On May 24th, all staff and students participated in Adventure Day, a chance to try whitewater rafting and to celebrate another successful school year coming to a close.
At Oliverian, we pride ourselves on being the place to find your place. This come-one, come-all campus embraces each kid for who they are, quickly becoming our students’ home away from home. Our tight-knit community makes us family – and that makes it hard to say goodbye at the end of the school year.
Luckily, at Oliverian, we choose to honor a year of hard work and meaningful friendships with a celebration in lieu of parting blues. On May 24th, lead planner and Director of Student Life Connor Fahey led us on Adventure Day 2019: whitewater rafting on the Deerfield River. An annual event that takes place one week before the last day of class, Adventure Day is an opportunity to get into the great outdoors, try something new, and have a blast with all students and staff.
Speaking to Adventure Day’s integral role in end-of-year festivities, Fahey says, “Adventure Day provides happy closure. In the middle of the crunch period leading up to graduation, we get to commemorate that we made it to the finish line, and students get one last time to have a lot of fun together.”
The annual field trip was a full-day affair: bus-loading began at 7 A.M., and the caravan returned to campus around 7 P.M. for a communal dinner.
“We got up early and made it to the river with enough time to raft from about 11:30 A.M. to 3:30 P.M.,” says Fahey. “The kids who went rafting ate lunch on the river, and the students who stayed on land played chess, cards, and football and had a picnic on shore.” Upon arrival back at school in the evening, everyone enjoyed handmade pizza prepared by resident Oli chef Billy Brigtsen.
Of course, Oli is geographically well situated for this kind of excursion, and students were eager to spend time with classmates on the river and in the Berkshire hills. There was a great deal of anticipation leading up to the trip, which Fahey began coordinating last fall. “The kids were great about getting up earlier than usual,” Fahey notes. “There are always bittersweet feelings leading up to this time of year as everyone prepares to move on, but it’s mostly excitement.”
The best parts of the day were simple — well-deserved moments of light-hearted fun. The rapids were mostly Class I and Class II, so the ride was gentle… Water Wars, however, were more turbulent!
“A couple of kids got really competitive and ended up throwing buckets of water on themselves when they were trying to splash someone else,” Fahey remembers when reviewing the trip’s highlights.

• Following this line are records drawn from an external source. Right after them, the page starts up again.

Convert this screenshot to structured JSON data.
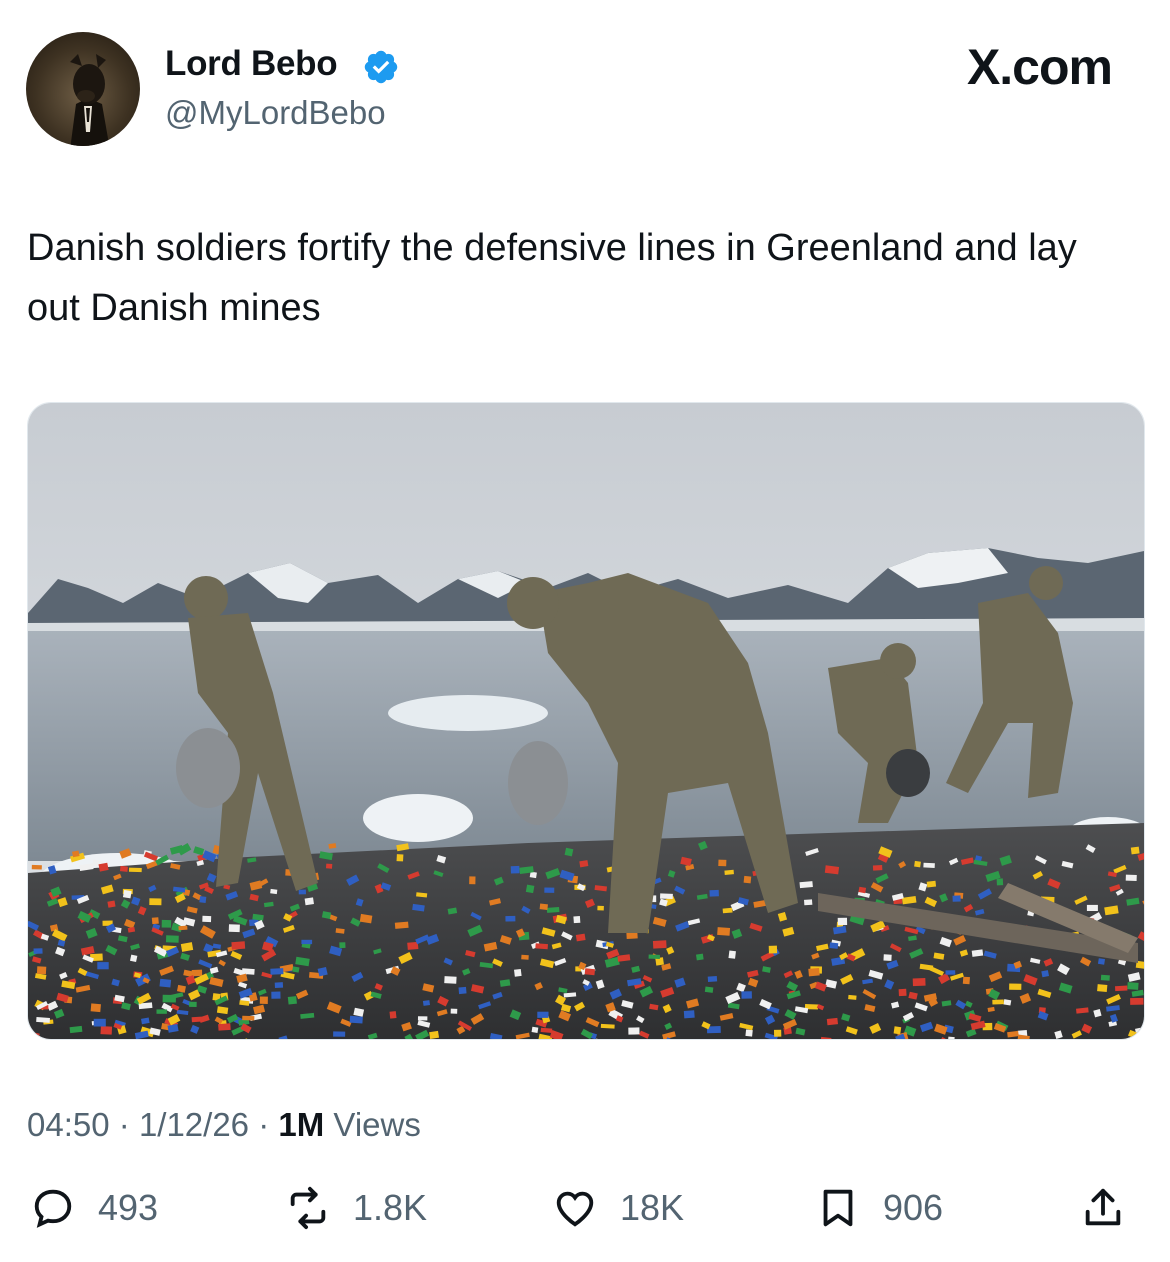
{
  "header": {
    "display_name": "Lord Bebo",
    "handle": "@MyLordBebo",
    "source": "X.com",
    "verified_color": "#1d9bf0"
  },
  "tweet": {
    "text": "Danish soldiers fortify the defensive lines in Greenland and lay out Danish mines",
    "time": "04:50",
    "date": "1/12/26",
    "views_count": "1M",
    "views_label": "Views",
    "separator": "·"
  },
  "actions": {
    "reply": {
      "icon": "reply-icon",
      "count": "493"
    },
    "retweet": {
      "icon": "retweet-icon",
      "count": "1.8K"
    },
    "like": {
      "icon": "heart-icon",
      "count": "18K"
    },
    "bookmark": {
      "icon": "bookmark-icon",
      "count": "906"
    },
    "share": {
      "icon": "share-icon"
    }
  },
  "colors": {
    "text_primary": "#0f1419",
    "text_secondary": "#536471",
    "accent": "#1d9bf0"
  }
}
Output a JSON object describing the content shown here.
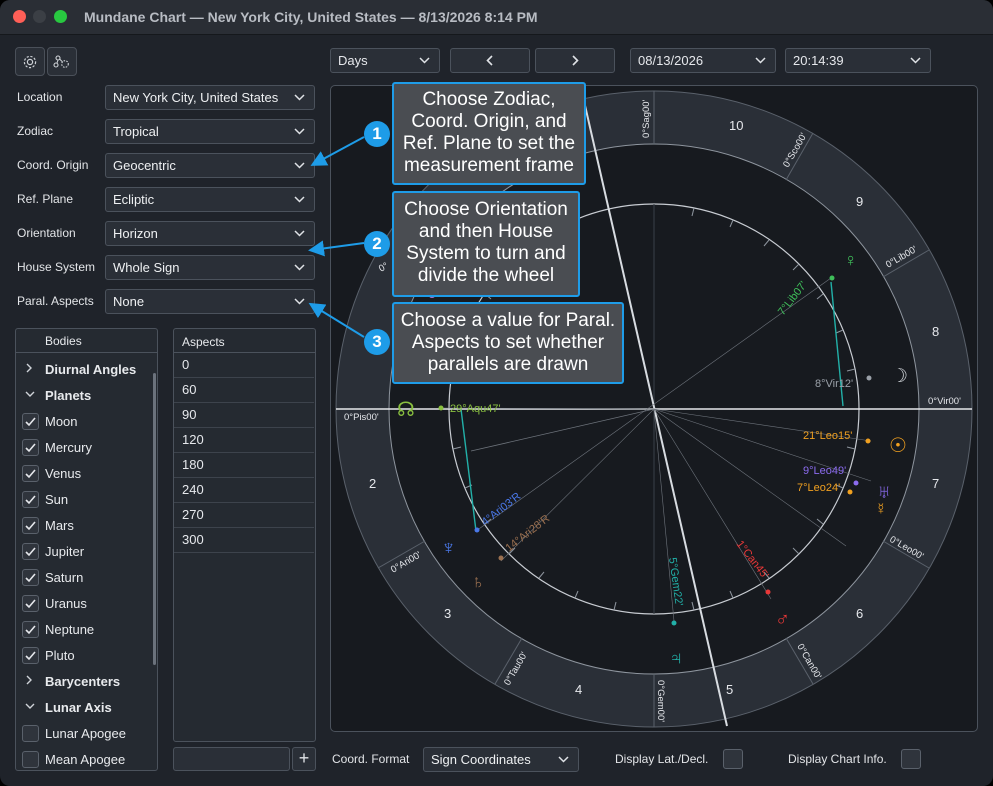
{
  "window": {
    "title": "Mundane Chart — New York City, United States — 8/13/2026 8:14 PM"
  },
  "settings": [
    {
      "label": "Location",
      "value": "New York City, United States"
    },
    {
      "label": "Zodiac",
      "value": "Tropical"
    },
    {
      "label": "Coord. Origin",
      "value": "Geocentric"
    },
    {
      "label": "Ref. Plane",
      "value": "Ecliptic"
    },
    {
      "label": "Orientation",
      "value": "Horizon"
    },
    {
      "label": "House System",
      "value": "Whole Sign"
    },
    {
      "label": "Paral. Aspects",
      "value": "None"
    }
  ],
  "bodies": {
    "header": "Bodies",
    "groups": [
      {
        "label": "Diurnal Angles",
        "expanded": false
      },
      {
        "label": "Planets",
        "expanded": true
      },
      {
        "label": "Barycenters",
        "expanded": false
      },
      {
        "label": "Lunar Axis",
        "expanded": true
      }
    ],
    "planets": [
      {
        "label": "Moon",
        "checked": true
      },
      {
        "label": "Mercury",
        "checked": true
      },
      {
        "label": "Venus",
        "checked": true
      },
      {
        "label": "Sun",
        "checked": true
      },
      {
        "label": "Mars",
        "checked": true
      },
      {
        "label": "Jupiter",
        "checked": true
      },
      {
        "label": "Saturn",
        "checked": true
      },
      {
        "label": "Uranus",
        "checked": true
      },
      {
        "label": "Neptune",
        "checked": true
      },
      {
        "label": "Pluto",
        "checked": true
      }
    ],
    "lunar": [
      {
        "label": "Lunar Apogee",
        "checked": false
      },
      {
        "label": "Mean Apogee",
        "checked": false
      }
    ]
  },
  "aspects": {
    "header": "Aspects",
    "values": [
      "0",
      "60",
      "90",
      "120",
      "180",
      "240",
      "270",
      "300"
    ],
    "add_label": "+"
  },
  "toolbar": {
    "step": "Days",
    "prev": "‹",
    "next": "›",
    "date": "08/13/2026",
    "time": "20:14:39"
  },
  "chart": {
    "houses": [
      "10",
      "9",
      "8",
      "7",
      "6",
      "5",
      "4",
      "3",
      "2"
    ],
    "sign_cusps": [
      "0°Sag00'",
      "0°Sco00'",
      "0°Lib00'",
      "0°Vir00'",
      "0°Leo00'",
      "0°Can00'",
      "0°Gem00'",
      "0°Tau00'",
      "0°Ari00'",
      "0°Pis00'",
      "0°"
    ],
    "planets": [
      {
        "label": "7°Lib07'",
        "glyph": "♀",
        "color": "#3fbf5a"
      },
      {
        "label": "8°Vir12'",
        "glyph": "☽",
        "color": "#9aa0a8"
      },
      {
        "label": "21°Leo15'",
        "glyph": "☉",
        "color": "#f0a020"
      },
      {
        "label": "9°Leo49'",
        "glyph": "♅",
        "color": "#8c6cf0"
      },
      {
        "label": "7°Leo24'",
        "glyph": "☿",
        "color": "#f0a020"
      },
      {
        "label": "1°Can45'",
        "glyph": "♂",
        "color": "#e83838"
      },
      {
        "label": "5°Gem22'",
        "glyph": "♃",
        "color": "#22b0a8"
      },
      {
        "label": "14°Ari28'R",
        "glyph": "♄",
        "color": "#9a7050"
      },
      {
        "label": "4°Ari03'R",
        "glyph": "♆",
        "color": "#4a78e8"
      },
      {
        "label": "29°Aqu47'",
        "glyph": "☊",
        "color": "#8ac040"
      }
    ]
  },
  "callouts": [
    {
      "num": "1",
      "text": "Choose Zodiac, Coord. Origin, and Ref. Plane to set the measurement frame"
    },
    {
      "num": "2",
      "text": "Choose Orientation and then House System to turn and divide the wheel"
    },
    {
      "num": "3",
      "text": "Choose a value for Paral. Aspects to set whether parallels are drawn"
    }
  ],
  "footer": {
    "coord_format_label": "Coord. Format",
    "coord_format_value": "Sign Coordinates",
    "display_lat_label": "Display Lat./Decl.",
    "display_info_label": "Display Chart Info."
  }
}
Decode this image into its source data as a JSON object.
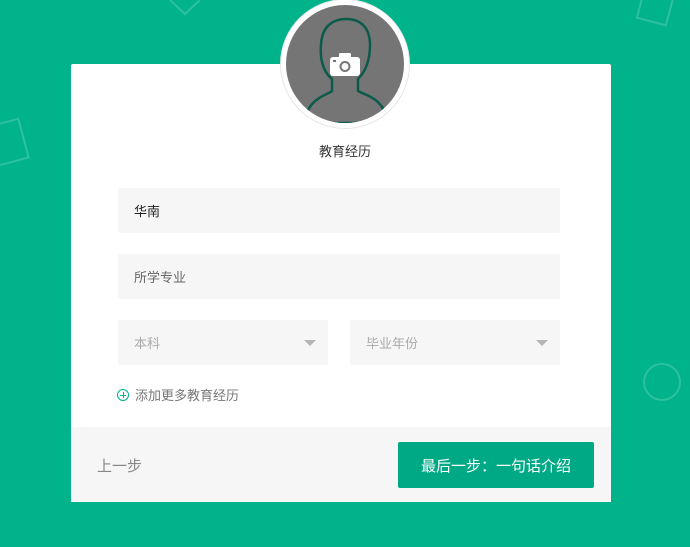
{
  "section_title": "教育经历",
  "form": {
    "school_value": "华南",
    "major_placeholder": "所学专业",
    "degree_selected": "本科",
    "year_placeholder": "毕业年份"
  },
  "add_more_label": "添加更多教育经历",
  "footer": {
    "prev_label": "上一步",
    "next_label": "最后一步：一句话介绍"
  },
  "icons": {
    "avatar": "person-silhouette-icon",
    "camera": "camera-icon",
    "add": "plus-circle-icon",
    "caret": "chevron-down-icon"
  },
  "colors": {
    "background": "#00b38a",
    "primary_button": "#00a985",
    "field_bg": "#f6f6f6"
  }
}
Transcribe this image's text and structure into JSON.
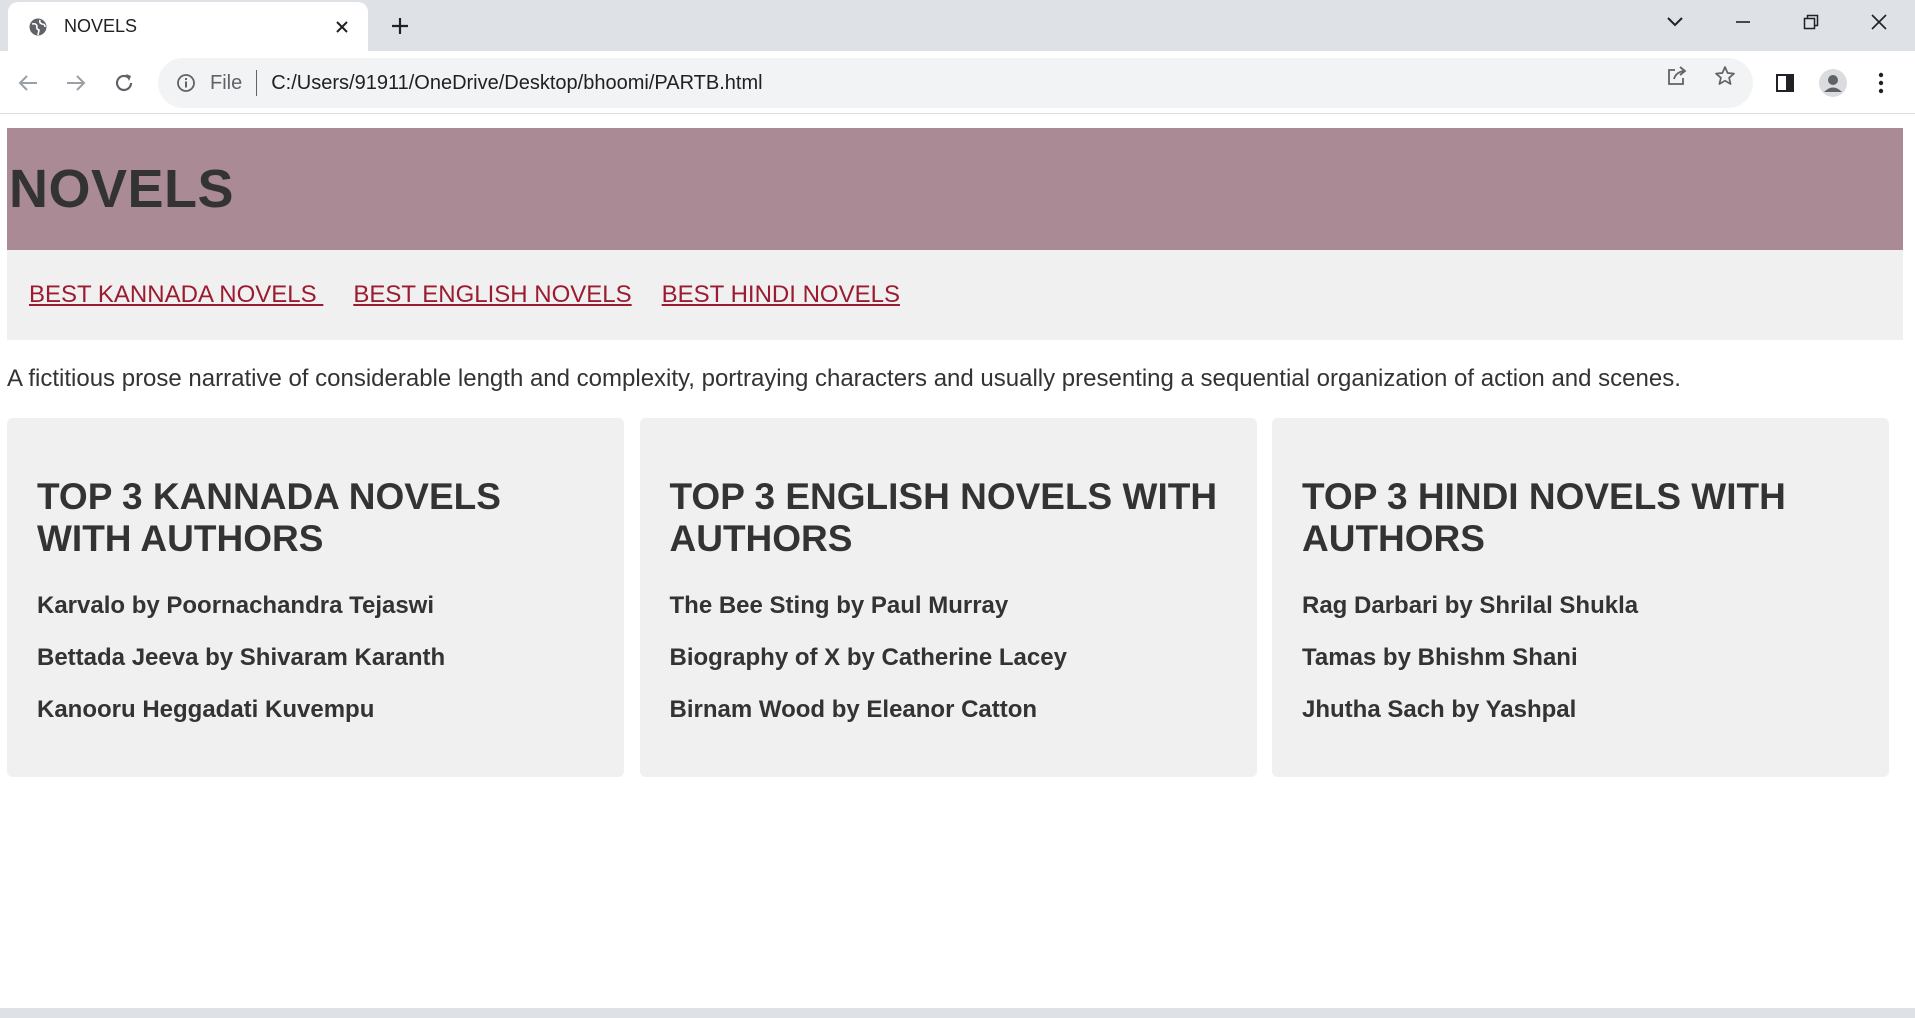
{
  "browser": {
    "tab_title": "NOVELS",
    "address_scheme": "File",
    "address_url": "C:/Users/91911/OneDrive/Desktop/bhoomi/PARTB.html"
  },
  "page": {
    "heading": "NOVELS",
    "nav_links": [
      "BEST KANNADA NOVELS ",
      "BEST ENGLISH NOVELS",
      "BEST HINDI NOVELS"
    ],
    "intro": "A fictitious prose narrative of considerable length and complexity, portraying characters and usually presenting a sequential organization of action and scenes.",
    "cards": [
      {
        "title": "TOP 3 KANNADA NOVELS WITH AUTHORS",
        "items": [
          "Karvalo by Poornachandra Tejaswi",
          "Bettada Jeeva by Shivaram Karanth",
          "Kanooru Heggadati Kuvempu"
        ]
      },
      {
        "title": "TOP 3 ENGLISH NOVELS WITH AUTHORS",
        "items": [
          "The Bee Sting by Paul Murray",
          "Biography of X by Catherine Lacey",
          "Birnam Wood by Eleanor Catton"
        ]
      },
      {
        "title": "TOP 3 HINDI NOVELS WITH AUTHORS",
        "items": [
          "Rag Darbari by Shrilal Shukla",
          "Tamas by Bhishm Shani",
          "Jhutha Sach by Yashpal"
        ]
      }
    ]
  },
  "colors": {
    "header_bg": "#aa8a94",
    "nav_bg": "#f0f0f0",
    "link": "#9b1b30",
    "text": "#333333"
  }
}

The most important part of the day? “There were a lot of laughs.”
Adventure Day is designed to support the qualities that define Oli’s spirit: engagement, curiosity, and warmth. “What’s unique to our culture is that we prioritize being exposed to things we’ve never done before,” Fahey notes. In this way, Adventure Day dovetails with Oli’s curriculum and central goals without being strictly academic. “We’re residential for a reason,” Fahey says. “Kids can take what they learn from their counselors and teachers and apply it outside the classroom and in their everyday lives.”
With Adventure Day, students have the opportunity to participate in something both collectively and individually meaningful as they build community and add to their own personal experiences.
“Ultimately, it’s about connecting and doing something you may never have tried, with the support of your friends,” Fahey says.
The magic of Adventure Day is in the chance to forge lifelong memories with friends-turned-family. “Whether you learned that you love rafting or that it’s not for you, the shared experiences of this day are something you take with you when you leave.”